Reclus« Je pourrais vous citer la petite ville du monde où, toutes proportions gardées, les anarchistes constituent le groupe le plus considérable et le plus sérieux. Le nom ne fait rien à l’affaire, et je ne le dirai pas parce que les circonstances économiques peuvent faire passer demain la prééminence à quelque autre cité. Ce qui importe c’est de savoir le pourquoi de cet état de choses. Or dans la ville dont je vous parle vivent plusieurs ouvriers intelligents et studieux qui ont eu la chance d’être jetés en prison, comme révolutionnaires, et d’y avoir passé plusieurs années. En rentrant dans la vie civile, après avir consacré leur temps de captivité à l’étude et à la discussion sérieuse, ces ouvriers ont eu une autre chance, celle de trouver un travail suffisamment rémunéré qui leur assurait à la fois le pain et le loisir nécessaire pour le travail intellectuel. L’industrie prospère dans cette ville ; en outre elle est organisée de façon à laisser l’ouvrier maître de son propre établi ; l’abrutissante usine avec sa discipline féroce et son inepte division du travail ne l’a pas encore asservi. Ainsi toutes les conditions heureuses sont réunies pour donner une valeur très haute à ce groupe d’amis : intelligence, étude, alternance régulière du travail et du loisir, liberté personnelle. Les résultats ont été merveilleux. Impossible de voir et d’entendre ces apôtres sans comprendre qu’un nouveau monde se prépare, conforme à un nouvel idéal. » (lettre écrite par Reclus en juin 1888 à Renard professeur à l’Académie de Lausanne) »

Vienne2  Je pourrais laisser le soin aux lecteurs de déterminer le nom de la ville dont parle le célèbre géographe anarchiste… Je ne le ferai pas ; d’une part, la réponse est donnée dans le titre de la chronique ; d’autre part les indices fournis dans la lettre ne sont pas suffisants pour deviner la réponse. Il est intéressant par contre de donner quelques justifications au choix de cette grosse bourgade industrielle de l’Isère pour une courte plongée dans le mouvement anarchiste à la fin du XIXème siècle. Régionalisme sans doute puisque mes racines sont iséroises, mais pas seulement. La taille de la ville ainsi que la composition sociologique de sa population sont intéressantes. Le sujet n’est pas trop vaste et peut être abordé de façon synthétique au format plutôt restreint d’une chronique. La ville permet de se faire une idée assez représentative de l’influence du mouvement anarchiste en province, à l’époque où le gouvernement républicain tente de le criminaliser par tous les moyens. C’est l’époque aussi où les anars tentent de galvaniser les masses en multipliant les actes violents : attentats, tentatives d’assassinat vont devenir monnaie courante (surtout après 1890). Une partie des théoriciens du mouvement est convaincue qu’il faut montrer l’exemple au peuple et que du nuage des explosions jaillira un monde meilleur. Erreur tactique due sans doute à une impatience et à un optimisme exagérés sur l’imminence du changement révolutionnaire… Les militants tendent le cou à la guillotine et la répression de toute cette agitation est sanglante… Mais à Vienne, pendant la décennie 1880/90, nous sommes encore loin des Princes, des ministres et des riches banquiers. Le quotidien de la population, c’est avant tout d’arriver à survivre et l’ennemi numéro 1 c’est le riche, le patron, l’exploiteur. Dans les usines de tissage qui dominent le paysage industriel local, les conditions de travail sont dures ; les salaires sont réduits à la portion congrue (la vision de Reclus me parait un peu… optimiste !) Nous revenons presque un siècle et demi en arrière, mais déjà, à cette époque là, le profit des actionnaires passe avant tout !

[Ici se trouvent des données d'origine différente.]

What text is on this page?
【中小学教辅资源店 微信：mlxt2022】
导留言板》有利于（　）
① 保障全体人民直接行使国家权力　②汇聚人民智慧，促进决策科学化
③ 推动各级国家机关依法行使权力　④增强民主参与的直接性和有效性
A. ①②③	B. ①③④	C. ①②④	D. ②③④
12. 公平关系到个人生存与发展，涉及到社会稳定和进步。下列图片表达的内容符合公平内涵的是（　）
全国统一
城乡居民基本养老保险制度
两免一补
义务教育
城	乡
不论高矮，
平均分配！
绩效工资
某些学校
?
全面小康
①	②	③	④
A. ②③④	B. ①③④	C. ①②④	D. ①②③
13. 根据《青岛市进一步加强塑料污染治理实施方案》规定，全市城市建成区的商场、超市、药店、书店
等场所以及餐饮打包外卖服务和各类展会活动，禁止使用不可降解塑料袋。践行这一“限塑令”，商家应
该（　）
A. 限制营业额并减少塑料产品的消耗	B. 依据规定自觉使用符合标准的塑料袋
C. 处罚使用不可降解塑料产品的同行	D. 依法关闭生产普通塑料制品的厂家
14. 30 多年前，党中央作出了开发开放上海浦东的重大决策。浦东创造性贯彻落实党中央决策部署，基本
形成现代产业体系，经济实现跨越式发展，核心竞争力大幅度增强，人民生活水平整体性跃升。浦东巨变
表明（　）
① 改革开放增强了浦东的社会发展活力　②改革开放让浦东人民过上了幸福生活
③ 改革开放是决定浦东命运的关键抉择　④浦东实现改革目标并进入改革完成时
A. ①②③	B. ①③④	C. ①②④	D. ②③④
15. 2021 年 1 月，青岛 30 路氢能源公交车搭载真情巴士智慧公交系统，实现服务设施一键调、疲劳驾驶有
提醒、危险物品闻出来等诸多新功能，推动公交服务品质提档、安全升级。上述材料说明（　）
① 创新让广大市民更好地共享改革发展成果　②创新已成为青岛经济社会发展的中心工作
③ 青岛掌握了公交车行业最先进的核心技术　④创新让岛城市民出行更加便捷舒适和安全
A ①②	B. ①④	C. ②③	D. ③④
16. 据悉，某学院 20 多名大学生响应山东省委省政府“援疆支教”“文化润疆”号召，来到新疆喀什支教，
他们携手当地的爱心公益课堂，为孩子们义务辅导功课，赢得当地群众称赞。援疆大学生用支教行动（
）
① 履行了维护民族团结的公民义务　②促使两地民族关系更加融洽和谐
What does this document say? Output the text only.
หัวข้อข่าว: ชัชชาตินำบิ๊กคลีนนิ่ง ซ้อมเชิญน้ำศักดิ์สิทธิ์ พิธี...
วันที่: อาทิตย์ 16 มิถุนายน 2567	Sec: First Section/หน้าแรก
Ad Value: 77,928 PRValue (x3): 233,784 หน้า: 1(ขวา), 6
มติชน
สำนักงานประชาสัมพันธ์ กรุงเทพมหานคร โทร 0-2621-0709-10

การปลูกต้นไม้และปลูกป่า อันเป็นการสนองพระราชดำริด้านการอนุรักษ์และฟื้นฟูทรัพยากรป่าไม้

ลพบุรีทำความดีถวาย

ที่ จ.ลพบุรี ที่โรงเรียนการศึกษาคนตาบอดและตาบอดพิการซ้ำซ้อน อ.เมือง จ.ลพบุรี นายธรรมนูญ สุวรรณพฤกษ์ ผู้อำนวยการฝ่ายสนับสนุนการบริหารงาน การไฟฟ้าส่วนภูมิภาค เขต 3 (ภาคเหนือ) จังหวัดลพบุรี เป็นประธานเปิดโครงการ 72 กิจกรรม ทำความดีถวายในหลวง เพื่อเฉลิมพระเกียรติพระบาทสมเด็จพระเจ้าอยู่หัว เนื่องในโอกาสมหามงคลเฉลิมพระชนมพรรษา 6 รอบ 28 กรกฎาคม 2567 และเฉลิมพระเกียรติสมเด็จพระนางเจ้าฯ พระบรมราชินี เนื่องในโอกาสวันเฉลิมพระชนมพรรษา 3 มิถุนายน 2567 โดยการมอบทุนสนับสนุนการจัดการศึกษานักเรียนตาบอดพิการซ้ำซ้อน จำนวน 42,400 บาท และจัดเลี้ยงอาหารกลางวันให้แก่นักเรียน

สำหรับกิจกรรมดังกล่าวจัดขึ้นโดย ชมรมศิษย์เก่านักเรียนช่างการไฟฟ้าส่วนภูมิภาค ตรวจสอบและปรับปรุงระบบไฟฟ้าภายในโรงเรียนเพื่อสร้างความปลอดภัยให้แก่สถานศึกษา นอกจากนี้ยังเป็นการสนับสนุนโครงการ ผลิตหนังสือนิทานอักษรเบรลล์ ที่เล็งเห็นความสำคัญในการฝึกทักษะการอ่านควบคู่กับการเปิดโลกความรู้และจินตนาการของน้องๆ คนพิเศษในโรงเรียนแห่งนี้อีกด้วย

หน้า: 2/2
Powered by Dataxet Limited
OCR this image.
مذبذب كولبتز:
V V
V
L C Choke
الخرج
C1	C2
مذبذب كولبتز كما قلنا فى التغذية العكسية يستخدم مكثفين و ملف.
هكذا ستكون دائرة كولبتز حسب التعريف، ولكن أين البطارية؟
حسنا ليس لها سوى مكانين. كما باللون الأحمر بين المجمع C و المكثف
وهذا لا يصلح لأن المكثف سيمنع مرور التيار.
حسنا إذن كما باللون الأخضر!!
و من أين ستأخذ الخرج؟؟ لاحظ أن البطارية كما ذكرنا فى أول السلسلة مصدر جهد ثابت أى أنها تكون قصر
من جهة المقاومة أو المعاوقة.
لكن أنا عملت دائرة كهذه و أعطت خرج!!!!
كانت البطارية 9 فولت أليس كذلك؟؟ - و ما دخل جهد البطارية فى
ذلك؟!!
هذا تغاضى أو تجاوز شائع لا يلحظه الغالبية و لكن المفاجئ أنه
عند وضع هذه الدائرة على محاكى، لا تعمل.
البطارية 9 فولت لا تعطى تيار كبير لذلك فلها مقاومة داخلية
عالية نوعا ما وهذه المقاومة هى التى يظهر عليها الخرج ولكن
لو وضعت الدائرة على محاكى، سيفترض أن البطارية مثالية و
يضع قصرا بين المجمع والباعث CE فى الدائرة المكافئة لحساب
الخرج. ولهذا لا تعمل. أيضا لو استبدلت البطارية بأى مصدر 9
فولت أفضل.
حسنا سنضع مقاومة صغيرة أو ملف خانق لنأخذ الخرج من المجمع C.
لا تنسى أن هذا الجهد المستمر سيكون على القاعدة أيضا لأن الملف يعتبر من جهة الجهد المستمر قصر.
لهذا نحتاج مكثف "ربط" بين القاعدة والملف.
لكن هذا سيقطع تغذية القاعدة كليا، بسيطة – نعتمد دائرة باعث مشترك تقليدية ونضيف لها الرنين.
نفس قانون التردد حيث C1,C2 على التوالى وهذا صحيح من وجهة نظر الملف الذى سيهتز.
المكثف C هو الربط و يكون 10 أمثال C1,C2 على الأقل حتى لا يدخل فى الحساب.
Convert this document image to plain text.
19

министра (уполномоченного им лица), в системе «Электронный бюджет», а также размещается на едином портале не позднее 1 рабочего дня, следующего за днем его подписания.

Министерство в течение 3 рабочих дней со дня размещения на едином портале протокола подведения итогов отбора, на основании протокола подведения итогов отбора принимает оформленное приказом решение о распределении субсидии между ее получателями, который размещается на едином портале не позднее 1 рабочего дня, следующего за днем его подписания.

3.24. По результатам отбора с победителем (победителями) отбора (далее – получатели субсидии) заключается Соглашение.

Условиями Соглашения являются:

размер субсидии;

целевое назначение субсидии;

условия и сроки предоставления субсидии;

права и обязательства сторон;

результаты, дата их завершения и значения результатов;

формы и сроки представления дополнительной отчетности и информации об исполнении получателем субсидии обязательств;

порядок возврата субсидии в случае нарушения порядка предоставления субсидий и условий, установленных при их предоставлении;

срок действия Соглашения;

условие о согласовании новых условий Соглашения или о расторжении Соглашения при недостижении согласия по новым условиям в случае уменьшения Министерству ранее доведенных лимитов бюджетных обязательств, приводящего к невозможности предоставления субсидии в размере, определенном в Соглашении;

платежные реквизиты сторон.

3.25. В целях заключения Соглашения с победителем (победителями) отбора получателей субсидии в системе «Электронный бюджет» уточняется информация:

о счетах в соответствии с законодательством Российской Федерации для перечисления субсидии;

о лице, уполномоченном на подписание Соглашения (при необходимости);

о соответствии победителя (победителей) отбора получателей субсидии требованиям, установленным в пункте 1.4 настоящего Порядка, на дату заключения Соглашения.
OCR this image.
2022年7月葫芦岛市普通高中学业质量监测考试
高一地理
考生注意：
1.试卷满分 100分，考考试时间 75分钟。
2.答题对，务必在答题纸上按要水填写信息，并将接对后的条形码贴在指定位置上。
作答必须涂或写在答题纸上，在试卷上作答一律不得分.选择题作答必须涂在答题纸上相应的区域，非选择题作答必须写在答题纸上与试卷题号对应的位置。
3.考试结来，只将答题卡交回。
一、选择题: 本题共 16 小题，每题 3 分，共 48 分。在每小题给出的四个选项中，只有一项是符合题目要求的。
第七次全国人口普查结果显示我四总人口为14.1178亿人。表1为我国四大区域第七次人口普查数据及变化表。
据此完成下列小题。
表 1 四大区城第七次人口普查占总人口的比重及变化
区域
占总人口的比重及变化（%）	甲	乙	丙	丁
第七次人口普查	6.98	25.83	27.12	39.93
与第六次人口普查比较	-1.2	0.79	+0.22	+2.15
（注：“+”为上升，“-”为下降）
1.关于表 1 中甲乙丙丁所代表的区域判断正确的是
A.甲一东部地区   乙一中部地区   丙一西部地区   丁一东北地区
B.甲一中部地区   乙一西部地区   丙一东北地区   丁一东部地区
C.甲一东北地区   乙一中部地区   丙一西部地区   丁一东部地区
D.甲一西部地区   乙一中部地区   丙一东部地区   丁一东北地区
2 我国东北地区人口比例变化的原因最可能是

fichiers-de-police D’après les fichiers de renseignement de la police – dont le sérieux ne saurait être mis en doute (!) – le mouvement anarchiste est particulièrement actif sur Vienne. Reclus n’est pas le seul à émettre cette opinion ! Plusieurs groupes vont coexister ou se succéder, suivant les circonstances, pendant la décade 1880-1890. Le groupe des « indignés » est l’un des plus virulents, et, du coup, l’un de ceux sur lesquels la police est la mieux renseignée. Il y a aussi « les Insurgés », « La Révolte », « les Insoumis », plus tard « les Cerises ». L’affinité joue un grand rôle dans la formation des groupes ; il s’agit rarement de divergences entre les uns et les autres mais plutôt d’un regroupement géographique. Les groupes de province ne semblent guère concernés par les désaccords idéologiques et tactiques qui surviennent à Paris entre différents mouvements et personnalités. Le groupe « les Indignés » comprend une vingtaine de membres actifs en 1882. La majorité d’entre-eux sont ouvriers ou ouvrières dans les usines de la ville, avec une forte implantation dans le tissage. Ce nombre correspond au noyau permanent du groupe et ne tient pas compte des sympathisants. De 1882 à 1890, année où a lieu la grande manifestation du 1er mai (dont j’ai déjà parlé dans une autre chronique), les effectifs et l’influence du groupe sont croissants. Cette progression est due en particulier au travail de propagande intense réalisé par le camarade Pierre Martin, grand ami d’Elisée Reclus (il fait partie de ces « plusieurs ouvriers intelligents et studieux » auxquels le savant fait allusion). Le groupe de Vienne possède de nombreux contacts avec des militants dans d’autres villes, un peu partout en France, mais aussi à Genève (la Suisse a servi de refuge à de nombreux militants lors de la répression qui a suivi les différentes « Communes » de 1871). En 1881, Pierre Martin est délégué au congrès de Londres pour la reconstitution de l’Association Internationale des Travailleurs. Au congrès de Genève de 1882, le groupe envoie deux représentants.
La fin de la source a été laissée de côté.